The two-seater often referred to as “America’s sports car” will go through several steps, starting with a hybridized version and then an all-electric model, the automaker indicated. While the news immediately generated buzz in automotive circles it was not unexpected, the automaker previously laying out plans to go 100% battery electric by 2035.
“We will have an electrified Corvette next year,” Reuss said during an appearance on CNBC. “It’s coming very quick.”
Separately, GM Chairman and CEO Mary Barra tweeted, “Electrified Corvette. That’s it. That’s the tweet.”
The Corvette, which is approaching its 70th anniversary, has gone through a number of changes in recent years. The latest version, known to aficionados as the “C8,” or eighth-generation Corvette, made the switch from a traditional front-engine to mid-engine layout.
Prepping for this moment
At the time of the sports car’s launch in 2019, several senior members of the Corvette team told TheDetroitBureau.com they had built into the program the ability to electrify the new model. At the time, they declined to say whether that meant a conventional hybrid, a plug-in version or an all-electric model.

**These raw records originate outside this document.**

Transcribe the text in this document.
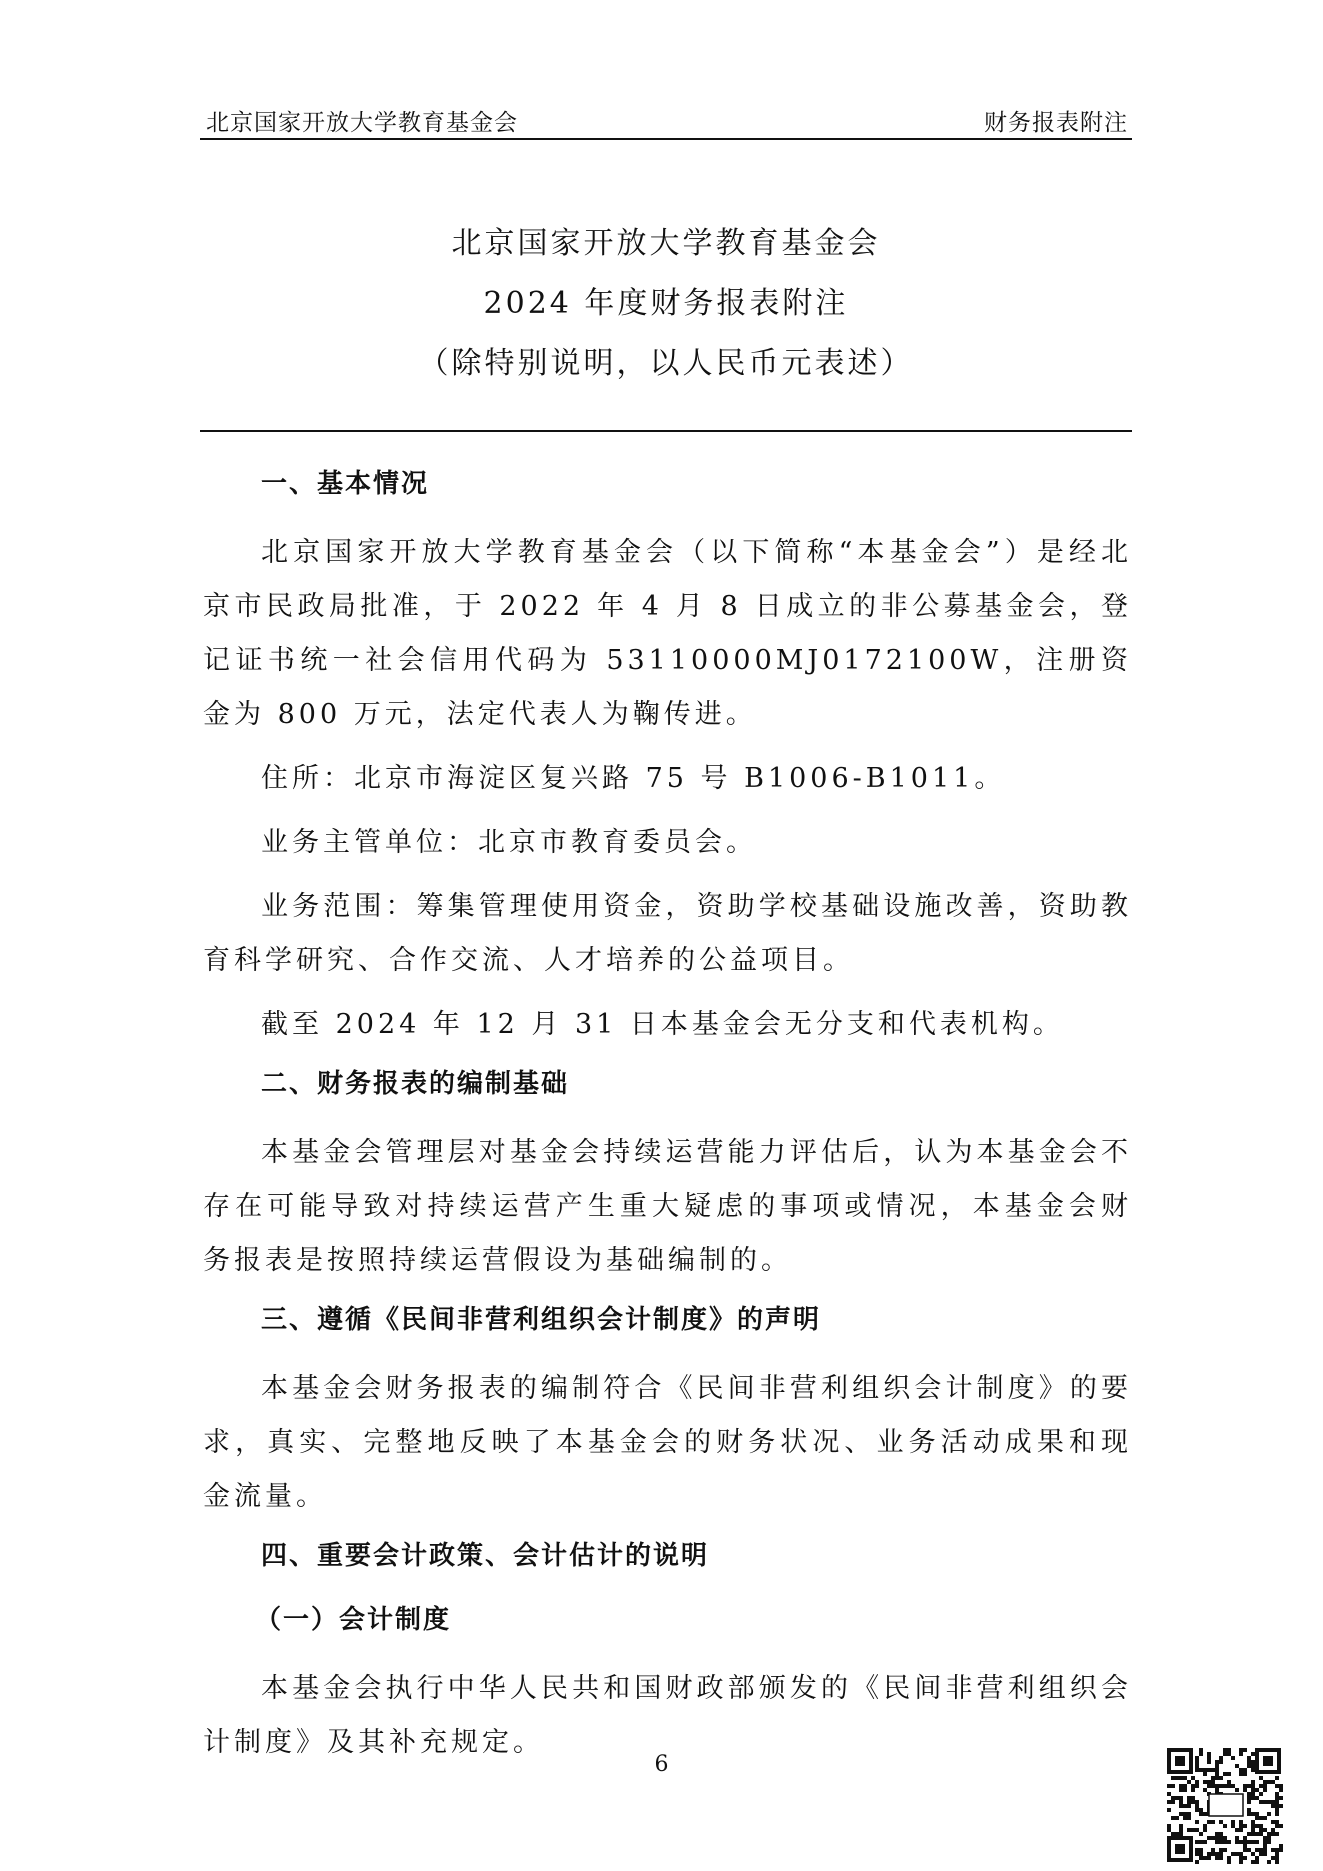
北京国家开放大学教育基金会	财务报表附注
北京国家开放大学教育基金会
2024 年度财务报表附注
（除特别说明，以人民币元表述）
一、基本情况

北京国家开放大学教育基金会（以下简称“本基金会”）是经北京市民政局批准，于 2022 年 4 月 8 日成立的非公募基金会，登记证书统一社会信用代码为 53110000MJ0172100W，注册资金为 800 万元，法定代表人为鞠传进。

住所：北京市海淀区复兴路 75 号 B1006-B1011。

业务主管单位：北京市教育委员会。

业务范围：筹集管理使用资金，资助学校基础设施改善，资助教育科学研究、合作交流、人才培养的公益项目。

截至 2024 年 12 月 31 日本基金会无分支和代表机构。

二、财务报表的编制基础

本基金会管理层对基金会持续运营能力评估后，认为本基金会不存在可能导致对持续运营产生重大疑虑的事项或情况，本基金会财务报表是按照持续运营假设为基础编制的。

三、遵循《民间非营利组织会计制度》的声明

本基金会财务报表的编制符合《民间非营利组织会计制度》的要求，真实、完整地反映了本基金会的财务状况、业务活动成果和现金流量。

四、重要会计政策、会计估计的说明
（一）会计制度

本基金会执行中华人民共和国财政部颁发的《民间非营利组织会计制度》及其补充规定。

6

Sources suggest the first electrified version due out next year will be some form of hybrid, spy photographers capturing what appear to be test “mules” several times during the last several years. In terms of nomenclature, it could pick up the ZR1 badge, though a new designation referencing its hybridized drivetrain could be adopted.
A 100% electric Corvette will follow, it now has become clear — though that leaves open a number of questions. For one thing: will the BEV model use the existing ‘Vette platform or share one of the new “Ultium” architectures GM is developing for the rest of the line-up.

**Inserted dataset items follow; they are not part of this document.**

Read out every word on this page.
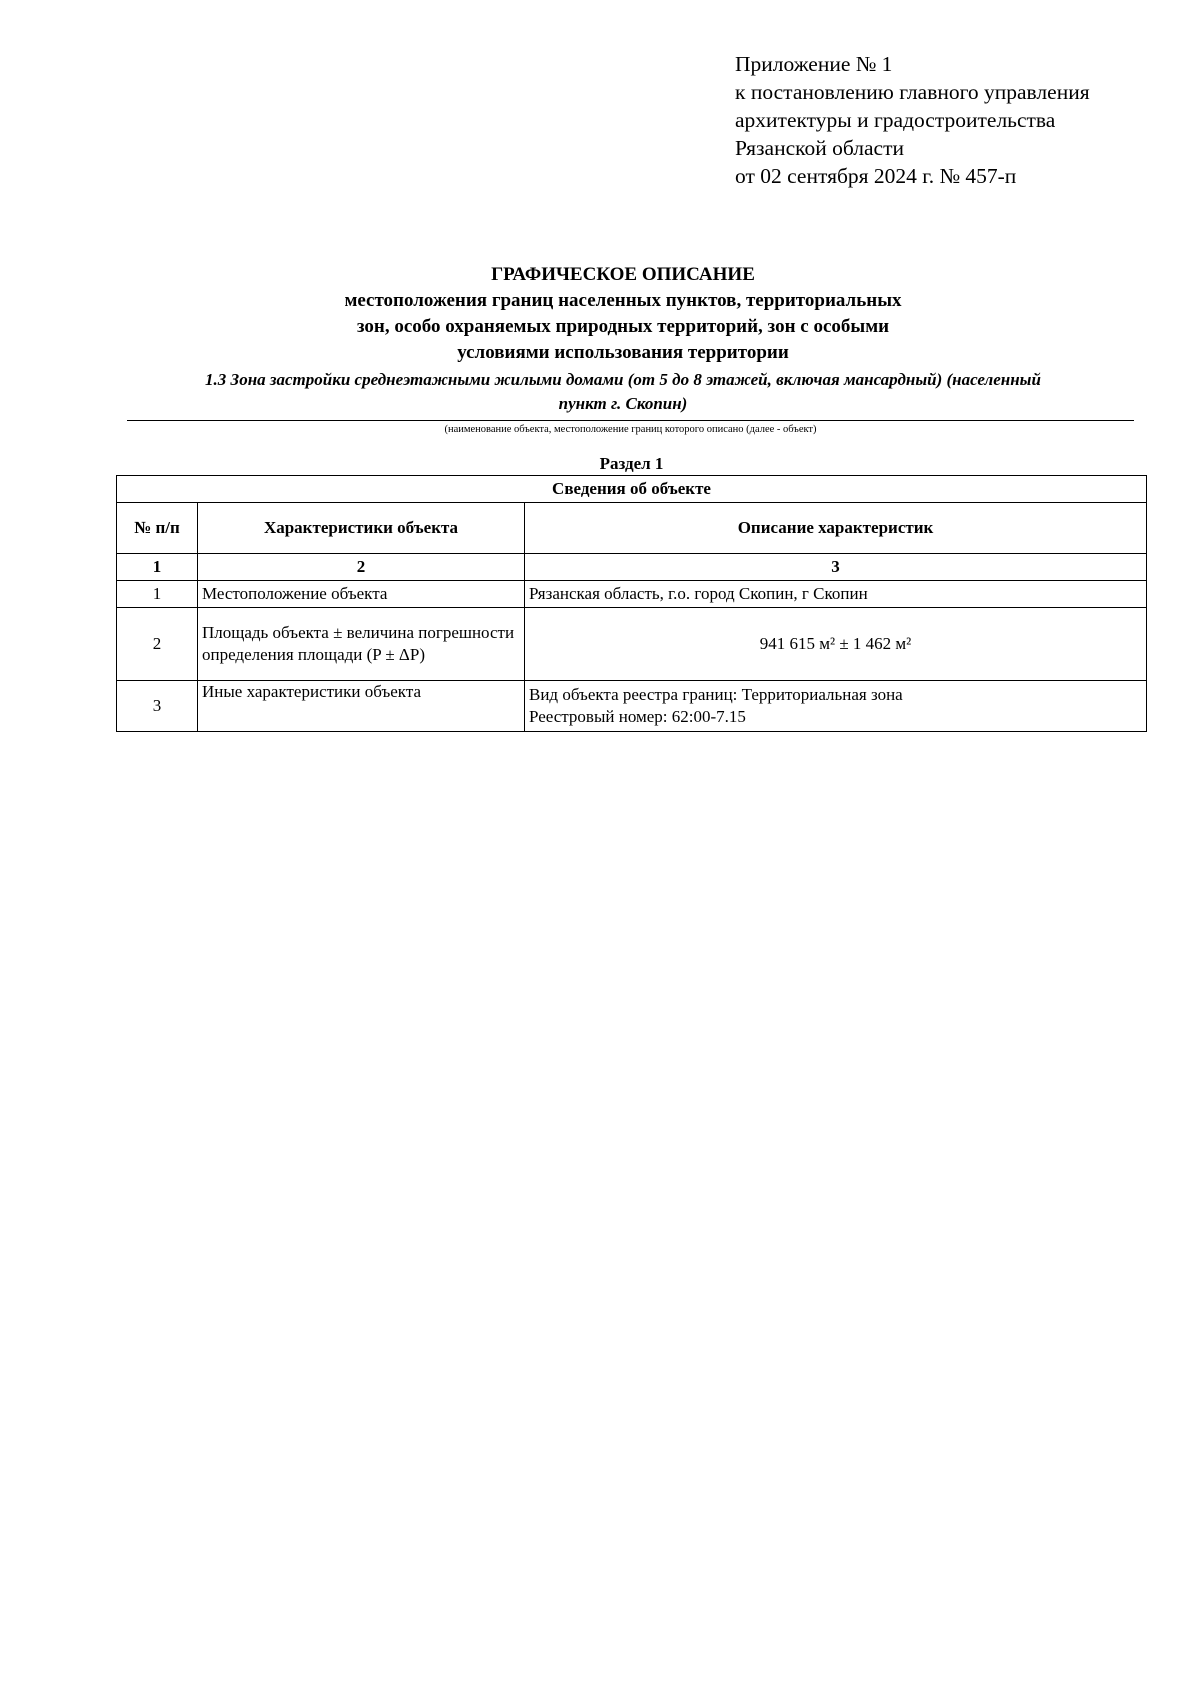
Приложение № 1
к постановлению главного управления
архитектуры и градостроительства
Рязанской области
от 02 сентября 2024 г. № 457-п
ГРАФИЧЕСКОЕ ОПИСАНИЕ
местоположения границ населенных пунктов, территориальных
зон, особо охраняемых природных территорий, зон с особыми
условиями использования территории
1.3 Зона застройки среднеэтажными жилыми домами (от 5 до 8 этажей, включая мансардный) (населенный
пункт г. Скопин)
(наименование объекта, местоположение границ которого описано (далее - объект)
Раздел 1
Сведения об объекте		
№ п/п	Характеристики объекта	Описание характеристик
1	2	3
1	Местоположение объекта	Рязанская область, г.о. город Скопин, г Скопин
2	Площадь объекта ± величина погрешности определения площади (P ± ΔP)	941 615 м² ± 1 462 м²
3	Иные характеристики объекта	Вид объекта реестра границ: Территориальная зона
Реестровый номер: 62:00-7.15
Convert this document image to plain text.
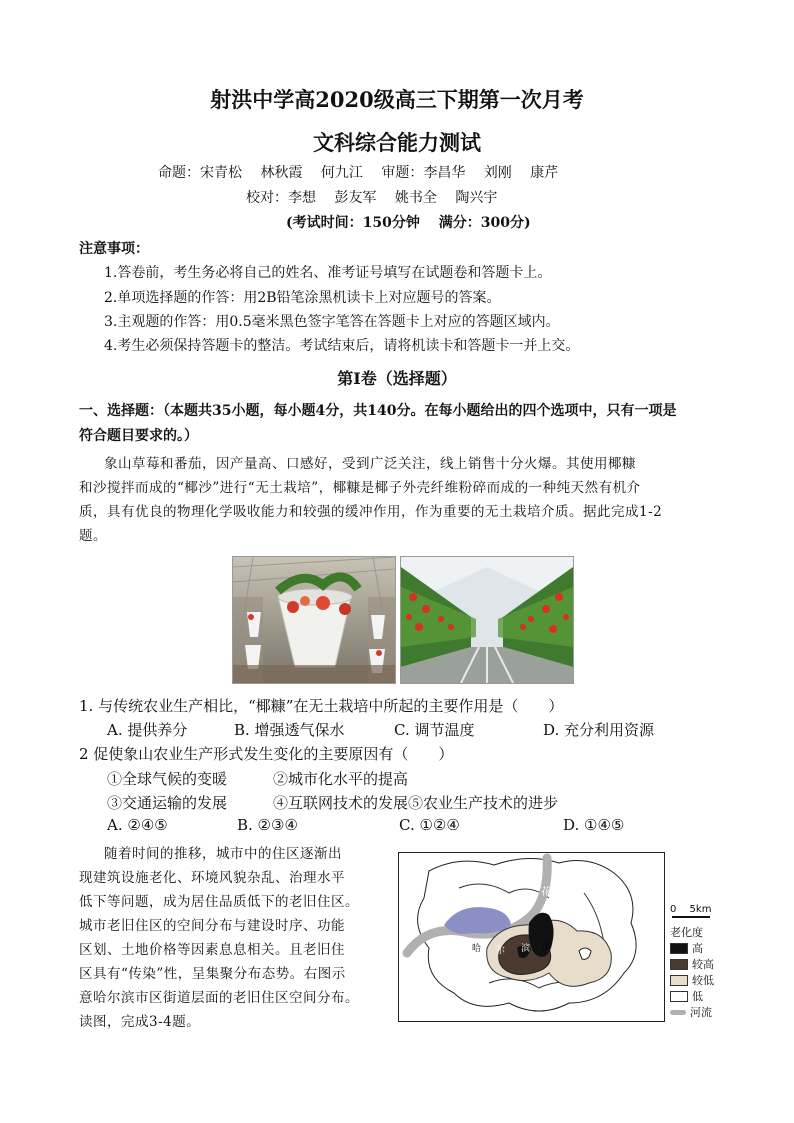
射洪中学高2020级高三下期第一次月考
文科综合能力测试
命题：宋青松　 林秋霞　 何九江　 审题：李昌华　 刘刚　 康芹
校对：李想　 彭友军　 姚书全　 陶兴宇
(考试时间：150分钟　 满分：300分)
注意事项：
1.答卷前，考生务必将自己的姓名、准考证号填写在试题卷和答题卡上。
2.单项选择题的作答：用2B铅笔涂黑机读卡上对应题号的答案。
3.主观题的作答：用0.5毫米黑色签字笔答在答题卡上对应的答题区域内。
4.考生必须保持答题卡的整洁。考试结束后，请将机读卡和答题卡一并上交。
第Ⅰ卷（选择题）
一、选择题：（本题共35小题，每小题4分，共140分。在每小题给出的四个选项中，只有一项是
符合题目要求的。）
象山草莓和番茄，因产量高、口感好，受到广泛关注，线上销售十分火爆。其使用椰糠
和沙搅拌而成的“椰沙”进行“无土栽培”，椰糠是椰子外壳纤维粉碎而成的一种纯天然有机介
质，具有优良的物理化学吸收能力和较强的缓冲作用，作为重要的无土栽培介质。据此完成1-2
题。
1. 与传统农业生产相比，“椰糠”在无土栽培中所起的主要作用是（　　）
A. 提供养分	B. 增强透气保水	C. 调节温度	D. 充分利用资源
2 促使象山农业生产形式发生变化的主要原因有（　　）
①全球气候的变暖	②城市化水平的提高
③交通运输的发展	④互联网技术的发展⑤农业生产技术的进步
A. ②④⑤	B. ②③④	C. ①②④	D. ①④⑤
随着时间的推移，城市中的住区逐渐出
现建筑设施老化、环境风貌杂乱、治理水平
低下等问题，成为居住品质低下的老旧住区。
城市老旧住区的空间分布与建设时序、功能
区划、土地价格等因素息息相关。且老旧住
区具有“传染”性，呈集聚分布态势。右图示
意哈尔滨市区街道层面的老旧住区空间分布。
读图，完成3-4题。
江
花
哈 尔 滨 市
0　 5km
老化度
高
较高
较低
低
河流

Also unclear is how many motors would be used in an all-electric model. All but certainly, there would be a minimum of two — which would create the first-ever all-wheel-drive version of the Corvette. But GM’s Ultium system provides the ability to use three motors — as are found in the new GMC Hummer, and potentially even four.

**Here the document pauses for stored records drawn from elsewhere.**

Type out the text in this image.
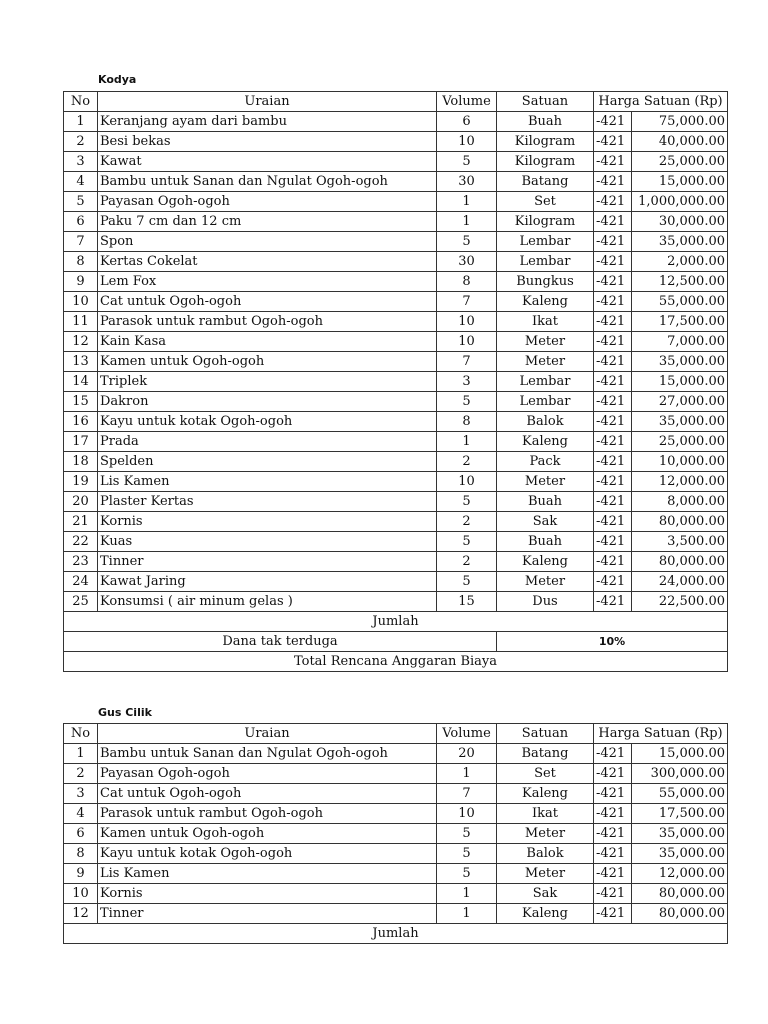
Kodya
No	Uraian	Volume	Satuan	Harga Satuan (Rp)	
1	Keranjang ayam dari bambu	6	Buah	-421	75,000.00
2	Besi bekas	10	Kilogram	-421	40,000.00
3	Kawat	5	Kilogram	-421	25,000.00
4	Bambu untuk Sanan dan Ngulat Ogoh-ogoh	30	Batang	-421	15,000.00
5	Payasan Ogoh-ogoh	1	Set	-421	1,000,000.00
6	Paku 7 cm dan 12 cm	1	Kilogram	-421	30,000.00
7	Spon	5	Lembar	-421	35,000.00
8	Kertas Cokelat	30	Lembar	-421	2,000.00
9	Lem Fox	8	Bungkus	-421	12,500.00
10	Cat untuk Ogoh-ogoh	7	Kaleng	-421	55,000.00
11	Parasok untuk rambut Ogoh-ogoh	10	Ikat	-421	17,500.00
12	Kain Kasa	10	Meter	-421	7,000.00
13	Kamen untuk Ogoh-ogoh	7	Meter	-421	35,000.00
14	Triplek	3	Lembar	-421	15,000.00
15	Dakron	5	Lembar	-421	27,000.00
16	Kayu untuk kotak Ogoh-ogoh	8	Balok	-421	35,000.00
17	Prada	1	Kaleng	-421	25,000.00
18	Spelden	2	Pack	-421	10,000.00
19	Lis Kamen	10	Meter	-421	12,000.00
20	Plaster Kertas	5	Buah	-421	8,000.00
21	Kornis	2	Sak	-421	80,000.00
22	Kuas	5	Buah	-421	3,500.00
23	Tinner	2	Kaleng	-421	80,000.00
24	Kawat Jaring	5	Meter	-421	24,000.00
25	Konsumsi ( air minum gelas )	15	Dus	-421	22,500.00
Jumlah					
Dana tak terduga			10%		
Total Rencana Anggaran Biaya					
Gus Cilik
No	Uraian	Volume	Satuan	Harga Satuan (Rp)	
1	Bambu untuk Sanan dan Ngulat Ogoh-ogoh	20	Batang	-421	15,000.00
2	Payasan Ogoh-ogoh	1	Set	-421	300,000.00
3	Cat untuk Ogoh-ogoh	7	Kaleng	-421	55,000.00
4	Parasok untuk rambut Ogoh-ogoh	10	Ikat	-421	17,500.00
6	Kamen untuk Ogoh-ogoh	5	Meter	-421	35,000.00
8	Kayu untuk kotak Ogoh-ogoh	5	Balok	-421	35,000.00
9	Lis Kamen	5	Meter	-421	12,000.00
10	Kornis	1	Sak	-421	80,000.00
12	Tinner	1	Kaleng	-421	80,000.00
Jumlah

What’s clear is the all-electric Corvette’s battery pack would be mounted below the two-seater’s load floor, helping drop what is already an extremely low center of gravity. Add to that the all-wheel-drive system and the ability to torque vector. That’s a way of shifting extra power to the outside wheels while cornering to enhance high-speed handling.
Big power and impressive performance
How much power the electric Corvette might deliver is another question. The 2023 Z06 model punches out 670 horsepower and 460 pound-feet of torque. But that could be just the low end for an all-electric model. The GMC Hummer manages more than 1,000 hp.
What’s particularly significant about electric motors is that they deliver instant wheel-spinning torque. The most powerful versions of the Tesla Model S and the new Lucid Air are capable of launching from 0 to 60 in barely 2 seconds — a target the Corvette might aim for, one insider suggested.
Chevrolet’s decision to electrify the Corvette is not unique. Ferrari already offers the SF90 Stradale plug-in hybrid and is developing at least one all-electric model. Lamborghini plans to shift to hybrids over the next several years and has confirmed plans for at least three, possibly four, all-electric models by the end of the decade.
After a slow start, GM is in the midst of ramping up its BEV program. It is just launching the new Cadillac Lyriq and, in recent weeks, has announced plans for a number of other new models, including a Chevy Equinox EV expected to start at around $30,000. The Detroit automaker also is expanding its partnership with Japan’s Honda which will share the Ultium platform and battery technology. The alliance is expected to help both automakers drive down costs and start offering BEVs at under $30,000.